Despite the novelty of the present study, it has covered only a subset of situations and some areas of the decision-action process remain uncharted. For instance, in this study we used orthogonal vertical and horizontal movement components to observe sampling and decision respectively. Yet, the weights of these movement axes are not equal, considering the display dimensions and the difficulty of equating a level of information gained with a unit of sampling movement and a level of decision criterion with a unit of response movement. In the future, different approaches such as reward structures and/or stimulus that allow parametric information gain can be utilized to answer more specific questions about action and decision interaction. Besides the task design aspects, we are not oblivious to the fact that the present group patterns on which we have based our conclusions contain important individual differences. These individual patterns may reveal fundamentally different strategies in the trade-off between information sampling and decision. Uncovering the hidden dynamics behind them will be key to characterize embodied decisions. Lastly, in this study we have focused our analysis on the correct trials and therefore designed a task with a ceiling level performance. In decision-making field, error responses are crucial to understand the underlying mechanisms. After establishing the main principles of the ECTs, we expect to see studies delving on to error behaviours and enriching our understanding of embodied decisions.

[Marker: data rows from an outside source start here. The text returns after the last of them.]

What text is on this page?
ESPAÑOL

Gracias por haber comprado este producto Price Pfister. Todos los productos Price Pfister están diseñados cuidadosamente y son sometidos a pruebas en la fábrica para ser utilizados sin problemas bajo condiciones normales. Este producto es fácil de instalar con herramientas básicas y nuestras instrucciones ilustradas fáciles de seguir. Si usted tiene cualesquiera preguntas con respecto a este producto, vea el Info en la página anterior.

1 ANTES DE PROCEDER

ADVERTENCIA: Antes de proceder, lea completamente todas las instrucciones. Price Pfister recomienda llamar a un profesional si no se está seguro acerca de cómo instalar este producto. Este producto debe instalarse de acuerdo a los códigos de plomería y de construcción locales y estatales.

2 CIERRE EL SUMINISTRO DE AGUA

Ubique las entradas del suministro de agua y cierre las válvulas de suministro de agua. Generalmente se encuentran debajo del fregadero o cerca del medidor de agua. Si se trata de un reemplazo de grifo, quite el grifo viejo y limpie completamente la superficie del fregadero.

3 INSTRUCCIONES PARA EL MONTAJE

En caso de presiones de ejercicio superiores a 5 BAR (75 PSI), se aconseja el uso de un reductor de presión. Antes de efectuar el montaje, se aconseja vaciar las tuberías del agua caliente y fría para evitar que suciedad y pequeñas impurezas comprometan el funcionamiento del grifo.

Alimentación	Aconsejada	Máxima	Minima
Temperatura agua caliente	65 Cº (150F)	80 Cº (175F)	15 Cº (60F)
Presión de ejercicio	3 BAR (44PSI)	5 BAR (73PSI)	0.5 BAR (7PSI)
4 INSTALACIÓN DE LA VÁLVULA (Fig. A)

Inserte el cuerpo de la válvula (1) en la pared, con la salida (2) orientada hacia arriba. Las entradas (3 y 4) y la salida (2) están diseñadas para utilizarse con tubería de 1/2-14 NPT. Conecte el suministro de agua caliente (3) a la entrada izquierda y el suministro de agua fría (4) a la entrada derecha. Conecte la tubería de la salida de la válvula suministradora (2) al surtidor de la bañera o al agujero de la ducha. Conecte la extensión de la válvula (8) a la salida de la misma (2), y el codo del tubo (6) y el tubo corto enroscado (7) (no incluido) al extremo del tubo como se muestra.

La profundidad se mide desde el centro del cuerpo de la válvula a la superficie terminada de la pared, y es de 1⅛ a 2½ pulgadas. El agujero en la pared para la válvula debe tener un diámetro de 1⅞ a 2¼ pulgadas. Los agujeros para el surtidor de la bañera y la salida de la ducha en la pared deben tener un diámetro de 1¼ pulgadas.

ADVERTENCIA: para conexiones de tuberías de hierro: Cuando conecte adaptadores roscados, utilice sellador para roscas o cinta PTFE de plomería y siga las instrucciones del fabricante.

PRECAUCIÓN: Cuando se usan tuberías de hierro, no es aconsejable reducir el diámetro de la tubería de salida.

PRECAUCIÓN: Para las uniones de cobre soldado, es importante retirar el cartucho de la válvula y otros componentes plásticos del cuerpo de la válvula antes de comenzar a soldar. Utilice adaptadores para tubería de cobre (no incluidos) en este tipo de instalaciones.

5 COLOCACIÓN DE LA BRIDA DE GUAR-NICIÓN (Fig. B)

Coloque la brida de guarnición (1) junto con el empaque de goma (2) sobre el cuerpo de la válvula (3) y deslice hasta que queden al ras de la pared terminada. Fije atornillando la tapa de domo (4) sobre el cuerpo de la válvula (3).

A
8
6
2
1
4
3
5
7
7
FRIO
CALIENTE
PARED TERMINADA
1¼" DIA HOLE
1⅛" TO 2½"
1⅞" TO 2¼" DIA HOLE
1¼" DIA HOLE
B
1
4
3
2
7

To summarize, the present study provides a demonstration of interactions between action to sample information, action to respond, and decision process with a novel mouse-tracking task. Our results show that decision outcomes feed into movement trajectory during information sampling movements which, in turn, accrue decision-relevant information. This is a support for the embodied theories in decision-making with a task that allows to inspect rich action-dependent sampling mechanisms.